Authors: Matthew Smylie, Nicolas Jaramillo Torres, Mario Gomez Flores, Arpith Shanbhag, Andrei Prokhorov
Magic: The Gathering (MTG) is a popular trading card game that has been active for more than thirty years. The draft format of this game proceeds as follows: each player opens a sealed pack of cards, chooses one to keep, then passes the rest to the player next to them. This repeats until no cards remain, and then the process repeats for two other sets of packs. Drafting an optimal deck is a highly nontrivial problem, since a card’s value is dependent on the other cards already picked as well as cards that a player may expect to see later in the draft. In addition, experienced players may guess the cards that their opponents draft and strategize around that.
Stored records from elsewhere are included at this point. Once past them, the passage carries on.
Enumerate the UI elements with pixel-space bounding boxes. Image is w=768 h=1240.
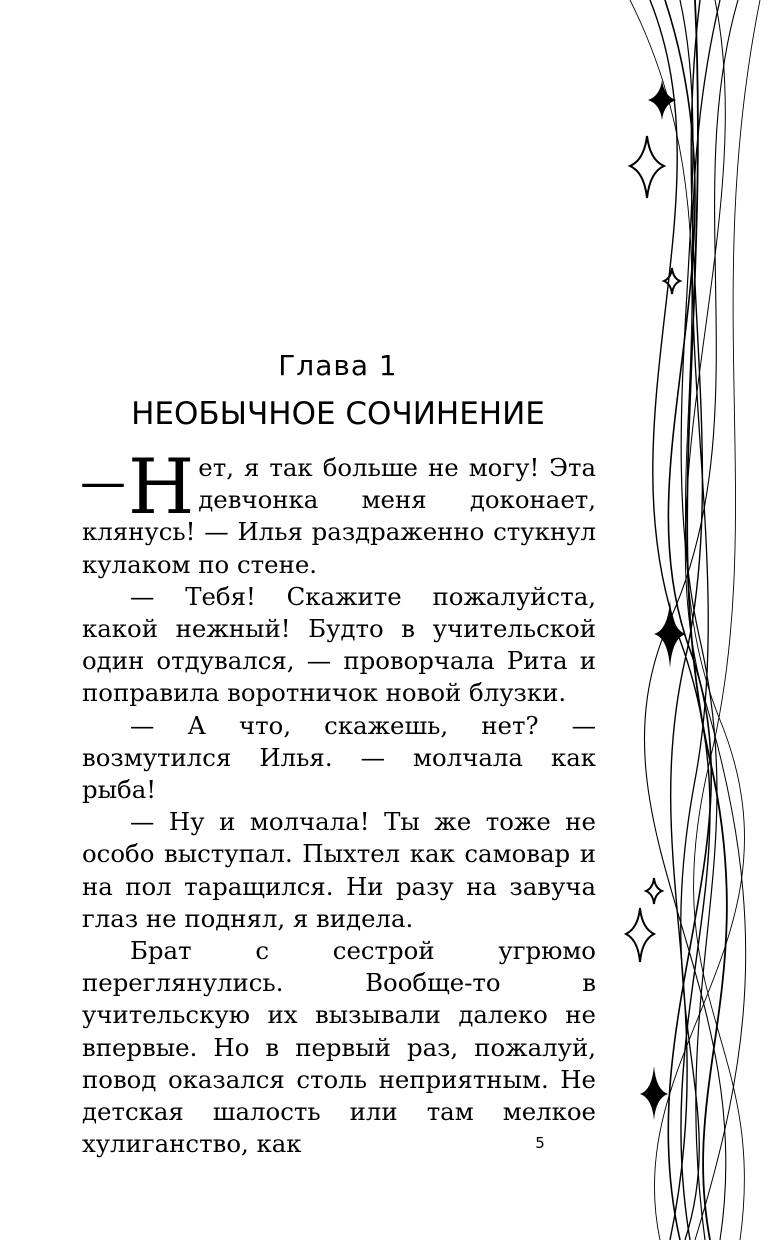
sparkle-icon [654,600,686,668]
wave-line-8 [694,0,760,1240]
sparkle-outline-icon [664,268,680,294]
chapter-title: НЕОБЫЧНОЕ СОЧИНЕНИЕ [131,396,545,432]
chapter-label: Глава 1 [278,349,398,382]
chapter-text [80,442,596,1160]
dropcap-dash: — [80,455,126,509]
paragraph-3: — А что, скажешь, нет? — возмутился Илья. — молчала как рыба! [82,710,596,805]
sparkle-outline-icon [646,878,662,904]
sparkle-outline-icon [626,908,654,962]
paragraph-2: — Тебя! Скажите пожалуйста, какой нежный! Будто в учительской один отдувался, — проворчала Рита и поправила воротничок новой блузки. [82,581,596,708]
paragraph-5: Брат с сестрой угрюмо переглянулись. Вообще-то в учительскую их вызывали далеко не впервые. Но в первый раз, пожалуй, повод оказался столь неприятным. Не детская шалость или там мелкое хулиганство, как [82,936,596,1159]
paragraph-4: — Ну и молчала! Ты же тоже не особо выступал. Пыхтел как самовар и на пол таращился. Ни разу на завуча глаз не поднял, я видела. [82,807,596,933]
paragraph-1-text: ет, я так больше не могу! Эта девчонка меня доконает, клянусь! — Илья раздраженно стукнул кулаком по стене. [82,453,596,579]
dropcap-letter: Н [128,442,195,531]
sparkle-icon [640,1066,668,1120]
page-number: 5 [535,1134,545,1152]
decorative-wavy-lines [610,0,768,1240]
sparkle-outline-icon [630,136,664,198]
paragraph-1 [80,442,596,581]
We examine data aggregated by fan website 17Lands, which contains records of a large number of draft games. We are primarily concerned with the overall win rates of each card within a set and the combinations of cards that are likely to appear together in winning decks. Our primary goal is to create a recommender for MTG draft, focusing on a specific card set. We will train a neural network to select, at each stage of the draft, the card that will optimize the expected win rate of the deck. We will compare its performance to that of simple algorithms based on heuristics to determine success.
Further, we seek to explore generalizations of this model to other sets by analyzing keywords in the cards’ text. We will train our model to recognize similarities in different cards’ functions. Ideally, the model will be able to predict synergies among cards even in new sets.